2: If you are creating time signature changes at all of the different hit points, this can be done either by opening the Signature track (Project>Add Track>Signature) and drawing them in with the Pencil, or by placing the play head at the marker and changing the time signature in the transport bar. This allows you to have a strict tempo and a metronome with the music, but still accent all of the hit points.
3: When editing audio files, because we are working to the visuals and not necessarily the beat of the bar, it is worth setting Snap to Off or Frames. When viewing in time code, Snap defaults to frames and half-frames, but to switch off Snap entirely, click on the button in the tool bar at the top of the Arrange window. This allows for more precise editing than locking to an arbitrary point in time.
4:If you have some ideas you want to shift to fix with the images without time signature changes, use Time Warp. This switch to ‘bars and beats’ view, but by dragging the bars around, Cubase inserts tempo changes to match events you select in the Arrange window and make sure that every event is perfectly synchronised.

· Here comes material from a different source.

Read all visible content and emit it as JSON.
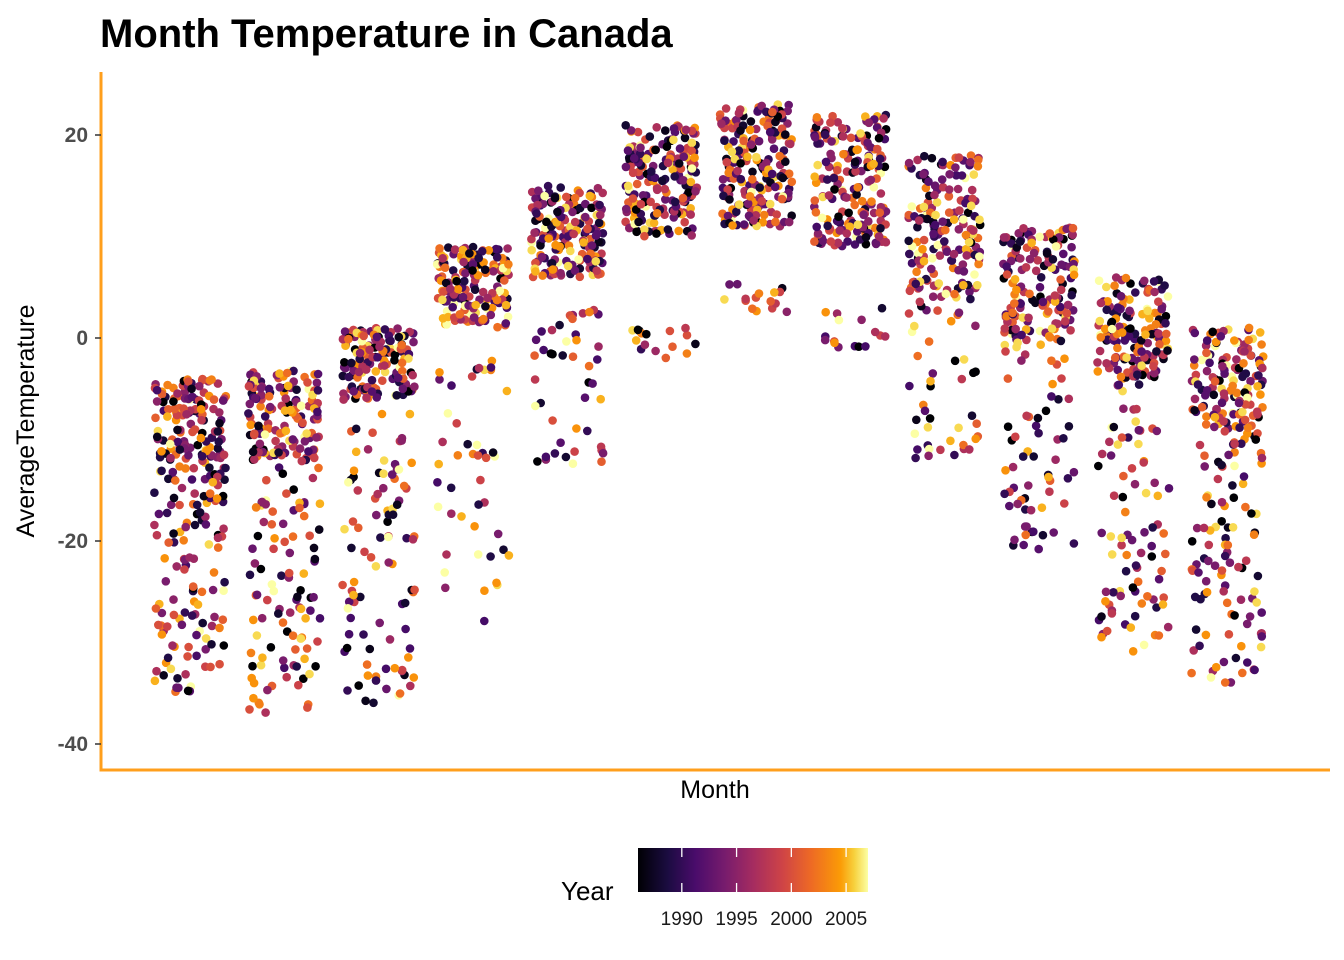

5: When your project is finished and you are ready to replace the audio in the video, first mix down the audio by selecting All [Ctrl]/[Cmd]+[A] and setting the left and right locators [P]. Export the audio as normal by selecting File>Export>Audio Mixdown and save it in a sensible location as an uncompressed audio file at best quality.
6: To replace the audio in the video, first make a duplicate of the original file (just in case) then select File>Replace Audio In Video File. You are then led through a series of dialog boxes to select the video file and the audio file that you want to place over it. Cubase then does the rest and the audio track will be replaced.